Carolina Aguirre escribió una nota hace varios años en La Nación donde describía a la perfección la clave de estos programas y la identificación que producen en los espectadores.
Como en la épica moderna, el reality show construye sobre la meritocracia. Gana el mejor. Por eso no importa si cocinan o si hacen música, porque lo que conmueve es el talento. Cantan, bailan, cosen y nos arrasa la hazaña, ese instante de belleza, ese momento perfecto. No importa que hayan nacido pobres. No importa que no hayan podido estudiar. No importa que nunca hayan tenido la oportunidad de pararse frente a los ejecutivos de la discográfica o a los gurúes de la moda. Iban a morirse limpiando mesas en un local de comida rápida, aplastados bajo las facturas de luz, sin que nadie supiera de su talento descomunal, pero ya no. Están acá, ganando, ocupando el lugar que siempre merecieron ocupar en el mundo.
Esta idea de justicia en una competencia es extraordinariamente atractiva, ya no es la heroína de una telenovela que pasa de pobre a rica a través de un príncipe azul. Es alguien al que la vida le cambia por sus propios méritos.
Hay dos modelos por los que se produce ese cambio, un jurado de expertos evalúa hasta la final y erige un ganador y otro que introduce al público como autoridad y así la “gente” elige quien se queda y quién se va, hasta ungir al triunfador. De los de ese tipo American Idol es mi favorito.
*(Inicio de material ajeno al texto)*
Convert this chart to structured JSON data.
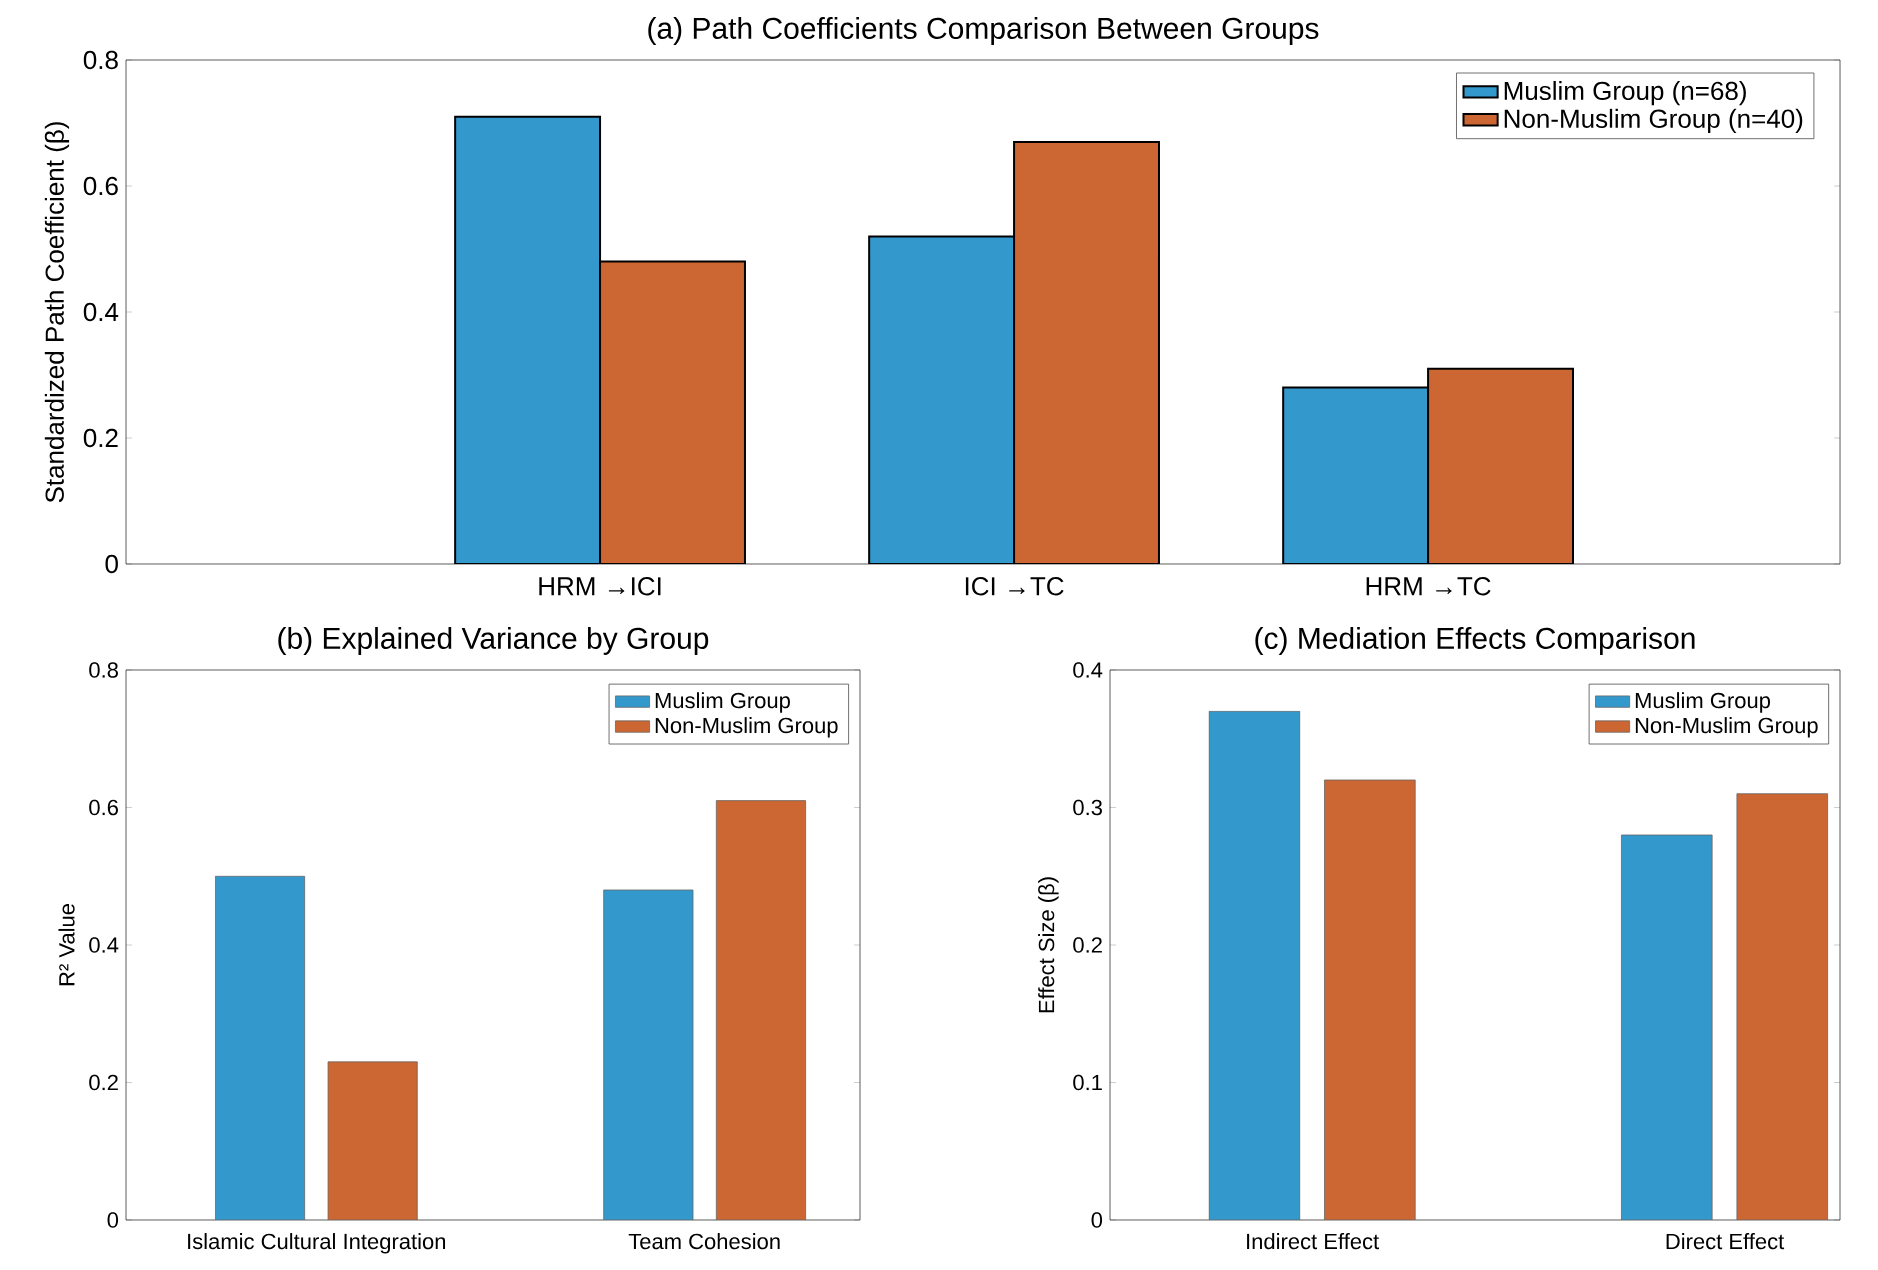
{
  "chart_data": [
    {
      "type": "bar",
      "title": "(a) Path Coefficients Comparison Between Groups",
      "ylabel": "Standardized Path Coefficient (β)",
      "categories": [
        "HRM →ICI",
        "ICI →TC",
        "HRM →TC"
      ],
      "series": [
        {
          "name": "Muslim Group (n=68)",
          "color": "#3399cc",
          "values": [
            0.71,
            0.52,
            0.28
          ]
        },
        {
          "name": "Non-Muslim Group (n=40)",
          "color": "#cc6633",
          "values": [
            0.48,
            0.67,
            0.31
          ]
        }
      ],
      "ylim": [
        0,
        0.8
      ],
      "yticks": [
        0,
        0.2,
        0.4,
        0.6,
        0.8
      ],
      "legend": "top right"
    },
    {
      "type": "bar",
      "title": "(b) Explained Variance by Group",
      "ylabel": "R² Value",
      "categories": [
        "Islamic Cultural Integration",
        "Team Cohesion"
      ],
      "series": [
        {
          "name": "Muslim Group",
          "color": "#3399cc",
          "values": [
            0.5,
            0.48
          ]
        },
        {
          "name": "Non-Muslim Group",
          "color": "#cc6633",
          "values": [
            0.23,
            0.61
          ]
        }
      ],
      "ylim": [
        0,
        0.8
      ],
      "yticks": [
        0,
        0.2,
        0.4,
        0.6,
        0.8
      ],
      "legend": "top right"
    },
    {
      "type": "bar",
      "title": "(c) Mediation Effects Comparison",
      "ylabel": "Effect Size (β)",
      "categories": [
        "Indirect Effect",
        "Direct Effect"
      ],
      "series": [
        {
          "name": "Muslim Group",
          "color": "#3399cc",
          "values": [
            0.37,
            0.28
          ]
        },
        {
          "name": "Non-Muslim Group",
          "color": "#cc6633",
          "values": [
            0.32,
            0.31
          ]
        }
      ],
      "ylim": [
        0,
        0.4
      ],
      "yticks": [
        0,
        0.1,
        0.2,
        0.3,
        0.4
      ],
      "legend": "top right"
    }
  ]
}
Ahí el público no siempre elige al mejor (¡perdió Adam Lambert!) pero siempre llegan los mejores a la final y, no importa cuándo leas esto, tuvo al mejor jurado de reality vivo, Simon Cowell. El “villano” con autoridad que puede ser despiadado, mordaz, cálido y empático según la ocasión. El jurado al que todo participante del reality que él integre quiere conquistar.
Todavía me acuerdo la audición de Carrie Underwood, ganadora de la temporada 4, como modelo de ese momento en el que alguien canta a capela y el mundo se ilumina. Ese instante único que se repite en cada temporada con algún participante, es la clave de estos programas. También las audiciones bizarras son un gran atractivo, la gracia de combinar talento puro con gente que tiene la suficiente autoestima como para hacer un papelón frente a millones de personas. American Idol hizo virales a participantes antes de que existieran las redes.
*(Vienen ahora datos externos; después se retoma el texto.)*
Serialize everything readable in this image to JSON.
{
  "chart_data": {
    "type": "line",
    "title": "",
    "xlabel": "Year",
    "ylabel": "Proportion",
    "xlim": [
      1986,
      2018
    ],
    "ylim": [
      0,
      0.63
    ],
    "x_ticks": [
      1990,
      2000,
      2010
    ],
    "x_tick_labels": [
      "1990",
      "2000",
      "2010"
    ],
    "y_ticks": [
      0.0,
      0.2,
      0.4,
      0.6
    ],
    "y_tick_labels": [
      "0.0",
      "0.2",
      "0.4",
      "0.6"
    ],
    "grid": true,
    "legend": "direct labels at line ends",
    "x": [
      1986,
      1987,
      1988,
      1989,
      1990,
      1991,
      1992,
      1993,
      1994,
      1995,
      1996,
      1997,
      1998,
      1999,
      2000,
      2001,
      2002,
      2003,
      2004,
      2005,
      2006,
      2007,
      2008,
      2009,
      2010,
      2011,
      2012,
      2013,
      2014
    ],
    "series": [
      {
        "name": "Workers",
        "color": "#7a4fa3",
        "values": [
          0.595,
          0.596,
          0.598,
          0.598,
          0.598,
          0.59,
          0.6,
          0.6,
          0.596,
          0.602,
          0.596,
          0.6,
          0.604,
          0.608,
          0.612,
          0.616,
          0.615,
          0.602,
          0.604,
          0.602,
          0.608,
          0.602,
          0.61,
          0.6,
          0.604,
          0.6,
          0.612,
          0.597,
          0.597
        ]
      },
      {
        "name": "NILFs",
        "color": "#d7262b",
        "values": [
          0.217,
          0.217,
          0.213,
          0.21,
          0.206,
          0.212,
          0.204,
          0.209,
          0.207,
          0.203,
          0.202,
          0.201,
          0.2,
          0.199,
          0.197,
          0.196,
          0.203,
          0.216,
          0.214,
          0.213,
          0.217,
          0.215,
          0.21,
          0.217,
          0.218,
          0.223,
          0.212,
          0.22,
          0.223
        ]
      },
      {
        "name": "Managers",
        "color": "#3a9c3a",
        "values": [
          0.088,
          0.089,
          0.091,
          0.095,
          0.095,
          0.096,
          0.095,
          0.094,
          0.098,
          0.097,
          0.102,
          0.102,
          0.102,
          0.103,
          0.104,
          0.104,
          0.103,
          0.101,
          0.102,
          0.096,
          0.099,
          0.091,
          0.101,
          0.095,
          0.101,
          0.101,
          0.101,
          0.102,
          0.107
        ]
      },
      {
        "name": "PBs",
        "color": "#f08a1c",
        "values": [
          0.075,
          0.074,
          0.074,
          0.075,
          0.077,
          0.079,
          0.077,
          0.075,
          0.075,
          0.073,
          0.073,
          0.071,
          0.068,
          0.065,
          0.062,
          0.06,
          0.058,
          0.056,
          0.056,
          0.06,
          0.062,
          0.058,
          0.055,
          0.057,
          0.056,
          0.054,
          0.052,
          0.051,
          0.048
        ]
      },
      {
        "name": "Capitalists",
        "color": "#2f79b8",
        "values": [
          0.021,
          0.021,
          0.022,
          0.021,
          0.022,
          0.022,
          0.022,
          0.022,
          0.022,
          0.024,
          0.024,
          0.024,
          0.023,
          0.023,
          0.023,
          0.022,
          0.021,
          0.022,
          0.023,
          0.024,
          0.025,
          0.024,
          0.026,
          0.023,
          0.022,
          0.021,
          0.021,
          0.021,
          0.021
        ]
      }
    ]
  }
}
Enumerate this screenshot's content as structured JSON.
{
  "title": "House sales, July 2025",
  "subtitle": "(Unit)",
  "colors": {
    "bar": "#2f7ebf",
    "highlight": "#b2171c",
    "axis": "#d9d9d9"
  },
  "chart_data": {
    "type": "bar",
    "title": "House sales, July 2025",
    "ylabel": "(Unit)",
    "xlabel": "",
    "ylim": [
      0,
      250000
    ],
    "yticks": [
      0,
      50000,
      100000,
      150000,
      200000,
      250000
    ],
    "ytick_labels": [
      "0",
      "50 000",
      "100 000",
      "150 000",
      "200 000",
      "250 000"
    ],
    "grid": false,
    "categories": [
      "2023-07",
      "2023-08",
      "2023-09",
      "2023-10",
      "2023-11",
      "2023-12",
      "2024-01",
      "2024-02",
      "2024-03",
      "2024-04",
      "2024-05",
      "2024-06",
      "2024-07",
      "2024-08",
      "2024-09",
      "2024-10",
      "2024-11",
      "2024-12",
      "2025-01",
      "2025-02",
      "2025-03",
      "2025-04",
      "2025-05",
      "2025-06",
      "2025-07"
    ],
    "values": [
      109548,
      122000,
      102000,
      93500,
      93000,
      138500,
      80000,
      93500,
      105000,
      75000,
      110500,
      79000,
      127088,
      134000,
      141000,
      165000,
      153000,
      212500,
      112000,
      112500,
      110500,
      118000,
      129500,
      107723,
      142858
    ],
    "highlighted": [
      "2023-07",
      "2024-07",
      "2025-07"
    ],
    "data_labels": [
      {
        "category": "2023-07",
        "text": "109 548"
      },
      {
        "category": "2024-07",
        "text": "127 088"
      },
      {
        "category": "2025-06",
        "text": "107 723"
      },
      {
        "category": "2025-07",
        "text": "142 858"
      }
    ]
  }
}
No importa si la edición del material orienta al público en una u otra dirección, si hay factores comerciales que hacen que triunfe un participante sobre otro, el formato permite que un desconocido alcance un nivel de popularidad y masividad que a otro artista le puede llevar años de búsqueda. Después, la permanencia estará dada por el talento, pero esa lupa gigante que es la televisión permite cambiarle la vida a alguien. Están las telenovelas, están las fábulas, los cuentos de hadas. Estos géneros están habitados por héroes, heroínas, villanos y una idea del bien y el mal que pelea con la injusticia del mundo. El reality de talentos los conjuga a todos, pero le agrega la cuota de verdad que es la clave de todo. Hay alguien anónimo que triunfa y sale de la ficción a la vida real para desarrollar una carrera exitosa. Ser testigos como espectadores de ese cambio y ese triunfo hace la vida un poco más bella.
Argentina, a comienzos de los 2000, dio dos temporadas del extraordinario reality de talentos que fue Popstars: tu show esta por empezar. Gustavo Yankelevich comandó un equipo de grandes profesionales liderados por el productor musical Afo Verde. Esos años grises tuvieron la irrupción de la banda pop más exitosa de la década: Bandana. Gracias al reality pudimos conocer y amar a las chicas que terminaron formando el quinteto. Cada uno tendrá su bandana favorita, yo me quedo con Lourdes. Al año siguiente vino Mambrú, el grupo de chicos, con menos repercusión y talento grupal pero que inicio la carrera de Gerónimo Rauch, quién triunfó en Londres y en estos días canta en el Teatro Colón, de Germán Tripel “Tripa”, actor y estrella de comedias musicales. Los otros tres chicos tuvieron menos suerte, aunque Milton estuvo de novio con Virginia, la bandana rubia, y su interpretación de Blackbird quedó en mi memoria para siempre.
Es una pena que no se haya repetido este programa que no tuvo nada que envidiarles a sus pares del primer mundo. Quizás sea un formato muy caro, además la industria de la música cambio y se redujo el negocio. Ni Operación Triunfo, ni La voz tuvieron la frescura y la emoción de Popstars. ¿Quién recuerda algún ganador de esos programas? Hay algo solemne en los realities musicales de Telefe que me expulsa, el artilugio está demasiado presente.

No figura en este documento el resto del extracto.